The depth and width findings combine into a picture that should concern anyone designing or deploying large models. Depth provides redundant averaging rather than compositional processing. Width provides expert selection, but without proper load balancing, a quarter or more of the experts go unused. Modern LLMs may be simultaneously too deep (layers averaging rather than composing) and too wide (heads collapsing into dormancy). The result is a model that’s architecturally large but functionally much smaller than its parameter count suggests.
What this doesn’t mean is that depth is useless, or that transformers should be shallow. Ensemble averaging is robust. It works. And some tasks clearly benefit from the error reduction it provides. The claim is narrower but more consequential for how we build and train: we’ve been scaling depth under the assumption that it enables compositional reasoning, and the evidence now clearly points to a simpler, less efficient mechanism.

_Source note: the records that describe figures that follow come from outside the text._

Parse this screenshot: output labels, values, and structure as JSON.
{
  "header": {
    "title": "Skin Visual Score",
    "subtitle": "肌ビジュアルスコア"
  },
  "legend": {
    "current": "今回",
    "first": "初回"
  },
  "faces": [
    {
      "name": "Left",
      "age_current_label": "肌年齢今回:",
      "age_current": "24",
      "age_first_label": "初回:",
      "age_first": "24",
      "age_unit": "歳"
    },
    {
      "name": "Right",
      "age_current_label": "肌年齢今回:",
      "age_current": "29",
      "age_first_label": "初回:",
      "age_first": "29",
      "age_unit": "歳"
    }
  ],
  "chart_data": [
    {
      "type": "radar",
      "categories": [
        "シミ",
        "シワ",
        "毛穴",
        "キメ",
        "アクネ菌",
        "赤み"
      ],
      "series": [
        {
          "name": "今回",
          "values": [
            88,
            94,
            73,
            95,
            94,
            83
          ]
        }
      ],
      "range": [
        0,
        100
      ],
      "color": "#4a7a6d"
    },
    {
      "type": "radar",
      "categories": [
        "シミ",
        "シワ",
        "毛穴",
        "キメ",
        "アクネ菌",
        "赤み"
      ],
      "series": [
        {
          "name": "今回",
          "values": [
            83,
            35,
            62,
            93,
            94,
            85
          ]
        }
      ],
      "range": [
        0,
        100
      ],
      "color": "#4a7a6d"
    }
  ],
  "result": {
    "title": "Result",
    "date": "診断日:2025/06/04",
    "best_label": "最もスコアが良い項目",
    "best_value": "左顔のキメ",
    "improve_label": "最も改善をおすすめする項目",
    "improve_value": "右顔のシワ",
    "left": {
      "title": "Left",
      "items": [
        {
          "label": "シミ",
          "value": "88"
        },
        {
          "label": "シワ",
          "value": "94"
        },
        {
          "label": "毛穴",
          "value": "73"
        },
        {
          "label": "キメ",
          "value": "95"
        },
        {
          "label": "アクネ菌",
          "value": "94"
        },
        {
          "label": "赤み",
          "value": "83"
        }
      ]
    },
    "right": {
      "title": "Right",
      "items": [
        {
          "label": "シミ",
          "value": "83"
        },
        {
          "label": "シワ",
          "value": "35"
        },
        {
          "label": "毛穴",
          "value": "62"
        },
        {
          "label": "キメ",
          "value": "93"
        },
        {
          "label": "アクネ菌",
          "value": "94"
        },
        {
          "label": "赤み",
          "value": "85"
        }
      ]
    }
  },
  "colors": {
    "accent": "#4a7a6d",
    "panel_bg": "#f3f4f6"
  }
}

For architecture design, the open question is whether networks can be made to use depth compositionally rather than for averaging. The inverse depth scaling paper identifies residual connections as the likely culprit. Whether alternatives like state-space models or hybrid recurrent architectures escape this trap remains unclear. For fine-tuning, TinyLoRA raises a practical question about whether most LoRA configurations (ranks 8 to 64) are massively over-parameterized for tasks with verifiable rewards. For inference efficiency, the attention sink MoE finding suggests that sparsity in attention heads is a feature to be leveraged, not a bug to fix, and that load-balancing losses during training could extract more value from existing parameters without adding either depth or width.
The decade-long arc from Veit 2016 through this week’s papers tells a consistent story that the field was slow to absorb. We built the largest models in computing history on the assumption that depth builds capability. The evidence says depth mostly builds redundancy, the capability was already there, and we’ve been paying an enormous computational tax to average our way to marginally better answers.
Whether the next generation of architectures can actually do something different with their depth is the question these papers leave on the table.